Alexandra Topping 

Paris Olympics is chance to celebrate UK and bring nation together, Gabby Logan says

Presenter says Games could be time to appreciate ‘steadier’ nature of British politics amid political upheaval in Europe
  
  

Gabby Logan
Gabby Logan, who will lead the BBC’s presenting team in Paris with Clare Balding and Mark Chapman, praised organisers’ attempt to produce the ‘greenest ever Games’. Photograph: Sam Riley/BBC.

The Paris Olympics will provide a moment to celebrate modern Britain and bring the nation together, Gabby Logan has said.

Speaking before the opening of the 33rd summer Olympic Games in Paris on Friday, the presenter said the Games could be a time to appreciate the “steadier” nature of British politics, which had not had to face down the far right as France did in elections held weeks before the Olympics.

“The election has shown us that we’re not going in the same direction as a lot of countries in Europe at the moment. And I think for all of us [in the UK, it’s] a moment where we go: ‘OK, we’re perhaps taking this a bit steadier than some countries are.’”

Logan, who will lead the BBC’s presenting team in Paris with Clare Balding and Mark Chapman, added: “When the GB team walks into the stadium, it will reflect modern Britain and it will look like our towns and cities and I think that’s really important … In our team, we see a unifying of our country, so hopefully France will enjoy that moment of unity too.”

Asked if the Olympics could mark a period of more constructive discourse, Logan said: I just feel like we’re coming into calmer waters and people can hopefully put big differences aside and work together.”

Logan said she was looking forward to going to Paris, which is hosting the event for the first time since 1924, adding that the backdrop to the events was likely to be “one of the stars”. She also praised organisers for attempting to produce the “greenest ever Games”, with half the carbon footprint of London 2012, comparing the decision to host most of the events in existing venues with Qatar’s decision to build seven new stadiums for the 2022 World Cup.

“The worst example of [building for the sake of it] was the Qatar World Cup, I just felt quite sick the whole time looking around at all these stadiums thinking ‘what are you going to do with all these stadiums?’,” she said.

Asked if the way stadiums were constructed – the Guardian revealed that more than 6,500 migrant workers had died in Qatar since it won the right to host the World Cup in 2011 – was also in her thoughts, she said: “There was a whole other backdrop there as well.

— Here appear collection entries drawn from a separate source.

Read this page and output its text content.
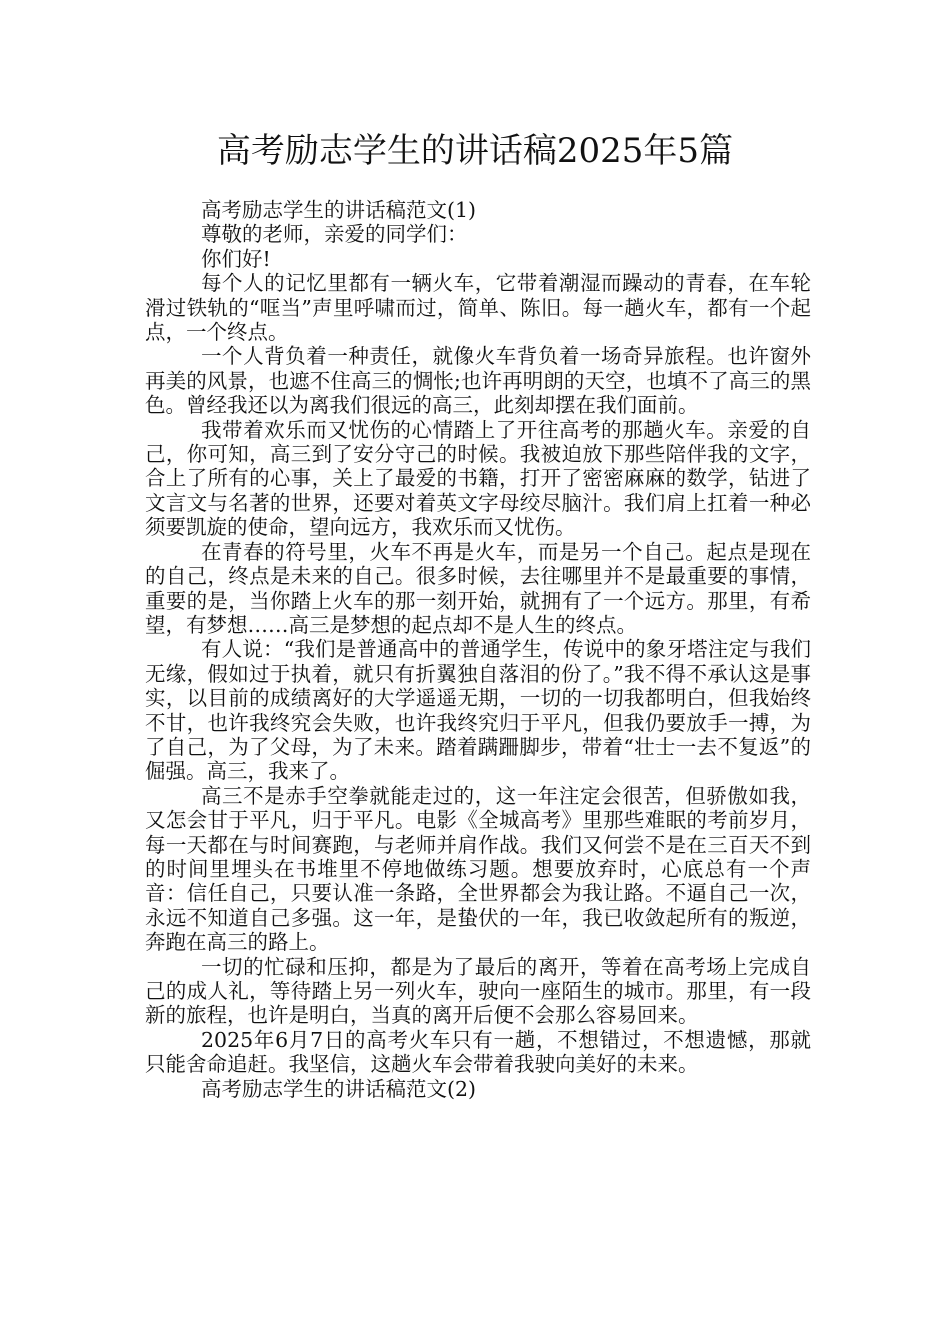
高考励志学生的讲话稿2025年5篇

高考励志学生的讲话稿范文(1)

尊敬的老师，亲爱的同学们：

你们好!

每个人的记忆里都有一辆火车，它带着潮湿而躁动的青春，在车轮滑过铁轨的“哐当”声里呼啸而过，简单、陈旧。每一趟火车，都有一个起点，一个终点。

一个人背负着一种责任，就像火车背负着一场奇异旅程。也许窗外再美的风景，也遮不住高三的惆怅;也许再明朗的天空，也填不了高三的黑色。曾经我还以为离我们很远的高三，此刻却摆在我们面前。

我带着欢乐而又忧伤的心情踏上了开往高考的那趟火车。亲爱的自己，你可知，高三到了安分守己的时候。我被迫放下那些陪伴我的文字，合上了所有的心事，关上了最爱的书籍，打开了密密麻麻的数学，钻进了文言文与名著的世界，还要对着英文字母绞尽脑汁。我们肩上扛着一种必须要凯旋的使命，望向远方，我欢乐而又忧伤。

在青春的符号里，火车不再是火车，而是另一个自己。起点是现在的自己，终点是未来的自己。很多时候，去往哪里并不是最重要的事情，重要的是，当你踏上火车的那一刻开始，就拥有了一个远方。那里，有希望，有梦想……高三是梦想的起点却不是人生的终点。

有人说：“我们是普通高中的普通学生，传说中的象牙塔注定与我们无缘，假如过于执着，就只有折翼独自落泪的份了。”我不得不承认这是事实，以目前的成绩离好的大学遥遥无期，一切的一切我都明白，但我始终不甘，也许我终究会失败，也许我终究归于平凡，但我仍要放手一搏，为了自己，为了父母，为了未来。踏着蹒跚脚步，带着“壮士一去不复返”的倔强。高三，我来了。

高三不是赤手空拳就能走过的，这一年注定会很苦，但骄傲如我，又怎会甘于平凡，归于平凡。电影《全城高考》里那些难眠的考前岁月，每一天都在与时间赛跑，与老师并肩作战。我们又何尝不是在三百天不到的时间里埋头在书堆里不停地做练习题。想要放弃时，心底总有一个声音：信任自己，只要认准一条路，全世界都会为我让路。不逼自己一次，永远不知道自己多强。这一年，是蛰伏的一年，我已收敛起所有的叛逆，奔跑在高三的路上。

一切的忙碌和压抑，都是为了最后的离开，等着在高考场上完成自己的成人礼，等待踏上另一列火车，驶向一座陌生的城市。那里，有一段新的旅程，也许是明白，当真的离开后便不会那么容易回来。

2025年6月7日的高考火车只有一趟，不想错过，不想遗憾，那就只能舍命追赶。我坚信，这趟火车会带着我驶向美好的未来。

高考励志学生的讲话稿范文(2)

But I think from an environmental point of view, we’re going have to think about sustainability and I think Paris is using a lot of it’s old buildings brilliantly.”

With the Games happening in a similar time zone to the UK for the first time since London 2012 and an estimated 500,000 tickets sold in the UK – the second largest behind France – Logan said the Olympics would “bring the summer” to people at home and in the host country.

“It will bring emotion. It will make us smile, it will make us cry,” she said. “It’ll make us laugh hopefully as well and inspire us so, yeah, bring it on.”